If only ghetto life were really like this--well, actually it still looked pretty bad. The characters on the show were not especially dysfunctional--plenty of marriages, nobody dropping out of school, other than JJ everybody's work ethic/desire to hold a job seemed pretty high, everybody living together. It's kind of disturbing that they were never able to substantially improve their situation.

#17--Get Smart. If the dominant form of our current age is, or has been, reality television, this must represent a kind of opposite pole from the dominant paradigm of the 1960s, which seemed to be to think up the most ridiculous and unserious premise for a storyline one possibly could. Numerous examples of this will be found throughout these rankings. Much TV is always aimed at young people, and some of the more 'successful' concepts of the 60s were those which took a mocking view of various aspects of society and the culture as a teenager would have likely perceived them. This is why they are so silly, though in some instances mildly amusing. It is hard to say that the adults of the time did not take themselves as seriously as they do now, because obviously in many ways they did, but I do think people who wrote and produced TV shows in the 1960s were a little more open to the idea of the process being fundamentally absurd than people who write equally silly shows are now.

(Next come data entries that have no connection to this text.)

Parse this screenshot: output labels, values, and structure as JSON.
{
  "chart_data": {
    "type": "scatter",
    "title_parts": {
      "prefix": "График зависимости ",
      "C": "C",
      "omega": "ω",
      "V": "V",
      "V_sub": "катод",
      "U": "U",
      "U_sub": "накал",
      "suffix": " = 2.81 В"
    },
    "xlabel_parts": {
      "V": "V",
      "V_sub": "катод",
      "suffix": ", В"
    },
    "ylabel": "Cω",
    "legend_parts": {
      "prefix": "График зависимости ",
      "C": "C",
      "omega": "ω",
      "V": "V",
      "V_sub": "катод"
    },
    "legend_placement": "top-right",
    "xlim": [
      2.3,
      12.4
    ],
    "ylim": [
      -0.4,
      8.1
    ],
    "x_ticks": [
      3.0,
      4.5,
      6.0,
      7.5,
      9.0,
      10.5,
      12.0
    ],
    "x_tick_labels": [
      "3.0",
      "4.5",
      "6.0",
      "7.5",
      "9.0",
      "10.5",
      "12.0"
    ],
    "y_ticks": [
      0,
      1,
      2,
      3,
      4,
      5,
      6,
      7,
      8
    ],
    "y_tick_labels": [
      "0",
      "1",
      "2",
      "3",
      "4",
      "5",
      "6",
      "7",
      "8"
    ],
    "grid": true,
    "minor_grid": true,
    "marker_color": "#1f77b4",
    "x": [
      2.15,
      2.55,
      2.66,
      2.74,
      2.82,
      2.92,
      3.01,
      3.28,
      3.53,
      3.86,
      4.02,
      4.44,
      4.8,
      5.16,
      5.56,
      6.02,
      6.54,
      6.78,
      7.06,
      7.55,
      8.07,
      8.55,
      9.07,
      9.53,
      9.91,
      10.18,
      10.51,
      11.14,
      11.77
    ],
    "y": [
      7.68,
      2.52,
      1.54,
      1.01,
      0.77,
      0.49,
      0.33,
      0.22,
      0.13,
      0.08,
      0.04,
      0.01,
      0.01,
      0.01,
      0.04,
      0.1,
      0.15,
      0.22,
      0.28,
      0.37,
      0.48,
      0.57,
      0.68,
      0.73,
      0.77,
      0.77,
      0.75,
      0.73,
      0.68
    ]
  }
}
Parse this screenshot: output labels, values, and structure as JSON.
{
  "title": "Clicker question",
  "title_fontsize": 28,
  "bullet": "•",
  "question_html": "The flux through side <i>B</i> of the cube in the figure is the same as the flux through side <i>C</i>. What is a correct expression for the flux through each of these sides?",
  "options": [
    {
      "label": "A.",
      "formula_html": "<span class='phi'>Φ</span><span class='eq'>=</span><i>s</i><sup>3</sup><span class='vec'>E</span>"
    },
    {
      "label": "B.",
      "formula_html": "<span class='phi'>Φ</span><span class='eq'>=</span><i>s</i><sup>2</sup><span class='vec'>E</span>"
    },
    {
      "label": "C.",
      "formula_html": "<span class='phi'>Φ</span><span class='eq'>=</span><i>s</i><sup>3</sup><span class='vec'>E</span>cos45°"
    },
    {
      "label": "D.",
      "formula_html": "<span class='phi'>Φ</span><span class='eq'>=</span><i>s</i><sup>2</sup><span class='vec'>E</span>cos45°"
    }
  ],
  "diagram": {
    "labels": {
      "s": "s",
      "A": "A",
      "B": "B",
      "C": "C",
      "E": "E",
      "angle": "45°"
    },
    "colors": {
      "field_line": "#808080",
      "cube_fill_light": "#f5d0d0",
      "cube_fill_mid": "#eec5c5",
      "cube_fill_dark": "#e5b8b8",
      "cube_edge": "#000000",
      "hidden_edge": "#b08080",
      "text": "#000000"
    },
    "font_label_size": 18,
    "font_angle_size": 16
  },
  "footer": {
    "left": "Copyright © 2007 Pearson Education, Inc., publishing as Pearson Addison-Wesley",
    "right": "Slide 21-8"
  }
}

#16--The Beverly Hillbillies. Another example of the 60s' peculiar genius for totally absurd plotlines. Great song, with its twanging banjo, ludicrous lyrics, and mock serious presentation. The studios used to have guys in-house who would bang out these little ditties apropos of nothing on assignment. Of course back in the 30s and 40s they would have to come up with six of seven songs for an upcoming musical within a month or two. Does anybody do this anymore, other than John Williams and Randy Newman, who aren't exactly writing the kinds of things I'm talking about anyway? It can't be that hard, we've just fallen out of the habit of making people do it.



Granny has to be one of the five greatest characters in the history of television.

I won't be doing these all in a row, so it will probably be two weeks before I put up the next set.